To draw more tourists to the area, local municipalities wanted the beaches of the Santa Monica Bay to mimic those on the nation's opposite coast: bigger, flatter, wider. Beach managers of the time decided to bend the area's geology to their will, making Southern California beaches take on a more Floridian aesthetic.
A century later, Ford and his colleagues are working to fix those managers’ work.
Walking along the beach north of the pier, behind the Annenberg Community Beach House, Ford explains that Santa Monica's three mile long beach – along with those of Venice, Dockweiler, Will Rogers, Zuma, Redondo, Torrance, and so on – is largely an artificial, man-made construct. It was built by moving sand from one place and dumping it into another.
In 1947, for example, nearly 14 million cubic yards of sand were removed to make way for El Segundo's Hyperion power plant. They were deposited onto Santa Monica's beaches. Another million cubic yards came a couple years later, the sand this time recovered from dredging operations along a nearby breakwater. In all, some thirty million cubic yards of sand have been dumped onto the beaches of Santa Monica and Venice. That's almost as much, by volume, as all the concrete used to build the Three Gorges Dam in China.
All that tourist-friendly sand has turned the beach into an ecological wasteland, Ford says. Nothing grows here. In part, that's because the Department of Beaches and Harbors grooms it so often: every other day during the winter, and more frequently during the high season.
Alarmed by the threat of rising sea levels thanks to climate change, Santa Monica, like other coastal towns across the world, is trying to be proactive; to put processes in place now that could protect them from rising waters in the future. That's where The Bay Foundation comes in.

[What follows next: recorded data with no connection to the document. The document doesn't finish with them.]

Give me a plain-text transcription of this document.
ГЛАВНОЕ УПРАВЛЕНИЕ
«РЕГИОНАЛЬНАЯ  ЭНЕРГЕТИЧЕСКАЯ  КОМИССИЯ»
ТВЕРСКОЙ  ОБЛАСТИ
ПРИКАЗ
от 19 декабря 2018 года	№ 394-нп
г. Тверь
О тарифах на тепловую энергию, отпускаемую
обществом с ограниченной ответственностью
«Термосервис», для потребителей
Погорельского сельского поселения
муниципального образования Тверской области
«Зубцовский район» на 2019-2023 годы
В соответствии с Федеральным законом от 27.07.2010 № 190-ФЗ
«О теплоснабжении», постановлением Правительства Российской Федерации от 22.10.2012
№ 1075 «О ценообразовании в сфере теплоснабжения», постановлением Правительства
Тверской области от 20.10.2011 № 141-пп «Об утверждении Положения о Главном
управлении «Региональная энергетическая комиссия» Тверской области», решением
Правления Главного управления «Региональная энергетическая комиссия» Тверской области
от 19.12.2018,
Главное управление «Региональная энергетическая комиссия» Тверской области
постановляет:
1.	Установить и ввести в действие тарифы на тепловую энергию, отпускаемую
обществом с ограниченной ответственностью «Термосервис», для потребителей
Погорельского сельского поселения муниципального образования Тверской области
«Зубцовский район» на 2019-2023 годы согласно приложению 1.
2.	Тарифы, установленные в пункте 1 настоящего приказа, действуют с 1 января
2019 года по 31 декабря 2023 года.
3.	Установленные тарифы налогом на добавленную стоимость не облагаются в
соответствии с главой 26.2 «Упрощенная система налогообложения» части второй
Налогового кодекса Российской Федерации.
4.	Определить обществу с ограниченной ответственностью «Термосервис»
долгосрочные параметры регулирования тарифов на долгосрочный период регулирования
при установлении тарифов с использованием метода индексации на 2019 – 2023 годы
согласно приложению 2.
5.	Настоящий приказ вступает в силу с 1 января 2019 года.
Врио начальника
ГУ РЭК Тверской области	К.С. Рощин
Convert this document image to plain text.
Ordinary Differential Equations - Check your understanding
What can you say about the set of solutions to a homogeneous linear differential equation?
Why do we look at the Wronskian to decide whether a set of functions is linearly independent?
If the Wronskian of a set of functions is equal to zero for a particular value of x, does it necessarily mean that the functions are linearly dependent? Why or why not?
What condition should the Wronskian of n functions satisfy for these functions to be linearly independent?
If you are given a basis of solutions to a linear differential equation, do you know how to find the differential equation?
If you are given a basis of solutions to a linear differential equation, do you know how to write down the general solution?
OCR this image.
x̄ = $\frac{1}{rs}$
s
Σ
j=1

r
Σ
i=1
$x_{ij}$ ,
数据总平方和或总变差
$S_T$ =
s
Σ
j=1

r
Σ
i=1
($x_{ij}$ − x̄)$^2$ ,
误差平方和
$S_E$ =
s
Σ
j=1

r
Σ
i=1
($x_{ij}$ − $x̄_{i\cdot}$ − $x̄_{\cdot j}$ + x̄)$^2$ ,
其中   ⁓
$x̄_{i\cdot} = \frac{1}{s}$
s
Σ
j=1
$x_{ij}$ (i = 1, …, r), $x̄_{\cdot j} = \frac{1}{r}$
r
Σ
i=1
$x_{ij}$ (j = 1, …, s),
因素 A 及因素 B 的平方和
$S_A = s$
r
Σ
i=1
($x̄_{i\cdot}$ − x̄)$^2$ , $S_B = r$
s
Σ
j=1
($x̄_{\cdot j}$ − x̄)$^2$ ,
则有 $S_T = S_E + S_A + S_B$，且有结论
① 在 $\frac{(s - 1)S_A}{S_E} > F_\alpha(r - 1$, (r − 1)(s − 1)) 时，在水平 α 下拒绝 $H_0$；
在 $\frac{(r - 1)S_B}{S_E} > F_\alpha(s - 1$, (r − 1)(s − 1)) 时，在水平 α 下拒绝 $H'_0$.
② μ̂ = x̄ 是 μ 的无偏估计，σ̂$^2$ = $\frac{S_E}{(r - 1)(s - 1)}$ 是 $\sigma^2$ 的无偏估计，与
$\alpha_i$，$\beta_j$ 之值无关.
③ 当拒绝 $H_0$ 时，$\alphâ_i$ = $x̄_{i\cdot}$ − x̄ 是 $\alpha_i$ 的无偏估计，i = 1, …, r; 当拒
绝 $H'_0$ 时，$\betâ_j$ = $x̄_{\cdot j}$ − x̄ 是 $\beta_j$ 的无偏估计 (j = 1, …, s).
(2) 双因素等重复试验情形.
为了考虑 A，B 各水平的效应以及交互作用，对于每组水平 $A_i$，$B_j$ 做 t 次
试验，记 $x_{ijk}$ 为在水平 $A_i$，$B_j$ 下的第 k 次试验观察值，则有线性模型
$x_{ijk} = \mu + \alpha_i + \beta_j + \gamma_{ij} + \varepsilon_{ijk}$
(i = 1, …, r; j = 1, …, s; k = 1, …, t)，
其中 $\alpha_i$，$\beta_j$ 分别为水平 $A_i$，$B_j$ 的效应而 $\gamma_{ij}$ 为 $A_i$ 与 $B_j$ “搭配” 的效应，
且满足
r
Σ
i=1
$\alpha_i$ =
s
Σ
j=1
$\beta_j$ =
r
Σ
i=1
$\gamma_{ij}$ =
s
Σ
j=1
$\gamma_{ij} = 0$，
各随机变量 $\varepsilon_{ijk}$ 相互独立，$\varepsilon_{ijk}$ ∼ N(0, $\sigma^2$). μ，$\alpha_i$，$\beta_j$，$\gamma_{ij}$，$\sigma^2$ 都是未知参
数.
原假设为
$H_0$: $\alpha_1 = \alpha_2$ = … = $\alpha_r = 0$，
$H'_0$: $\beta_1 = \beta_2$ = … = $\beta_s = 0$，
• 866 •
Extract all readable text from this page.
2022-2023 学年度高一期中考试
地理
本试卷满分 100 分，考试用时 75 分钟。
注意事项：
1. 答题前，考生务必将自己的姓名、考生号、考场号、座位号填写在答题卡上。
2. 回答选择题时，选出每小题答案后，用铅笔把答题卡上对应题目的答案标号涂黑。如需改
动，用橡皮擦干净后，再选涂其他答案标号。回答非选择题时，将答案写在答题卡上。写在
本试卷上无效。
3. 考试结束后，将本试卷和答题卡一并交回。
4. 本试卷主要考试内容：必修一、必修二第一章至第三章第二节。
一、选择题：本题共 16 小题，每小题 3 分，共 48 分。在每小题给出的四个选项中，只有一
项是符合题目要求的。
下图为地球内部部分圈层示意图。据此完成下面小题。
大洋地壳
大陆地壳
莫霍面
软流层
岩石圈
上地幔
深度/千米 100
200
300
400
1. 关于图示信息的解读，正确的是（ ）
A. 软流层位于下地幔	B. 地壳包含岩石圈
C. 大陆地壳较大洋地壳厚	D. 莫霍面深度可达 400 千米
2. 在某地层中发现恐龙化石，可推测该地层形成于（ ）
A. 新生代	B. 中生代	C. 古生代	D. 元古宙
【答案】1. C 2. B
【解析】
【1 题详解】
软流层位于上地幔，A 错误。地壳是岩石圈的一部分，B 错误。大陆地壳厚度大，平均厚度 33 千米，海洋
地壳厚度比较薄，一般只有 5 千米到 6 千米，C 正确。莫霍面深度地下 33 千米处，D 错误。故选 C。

At Ford's urging, Santa Monica agreed to stop grooming a two-acre stretch of beach last December. Then, Bay Foundation ecologists like watershed programs manager Melodie Grubbs sprinkled around 40,000 seeds on it from four native California coastal dune species. Aided by a particularly wet winter, Grubbs estimates that at least a quarter of those seeds have since sprouted.
"The purpose of the vegetation is to trap sand and, over the course of the next few years, create small dunes, about knee-high," she says. Over time, those dunes should grow larger and larger. Eventually, they'll help protect coastal infrastructure from sea level rise. At least, that's the idea.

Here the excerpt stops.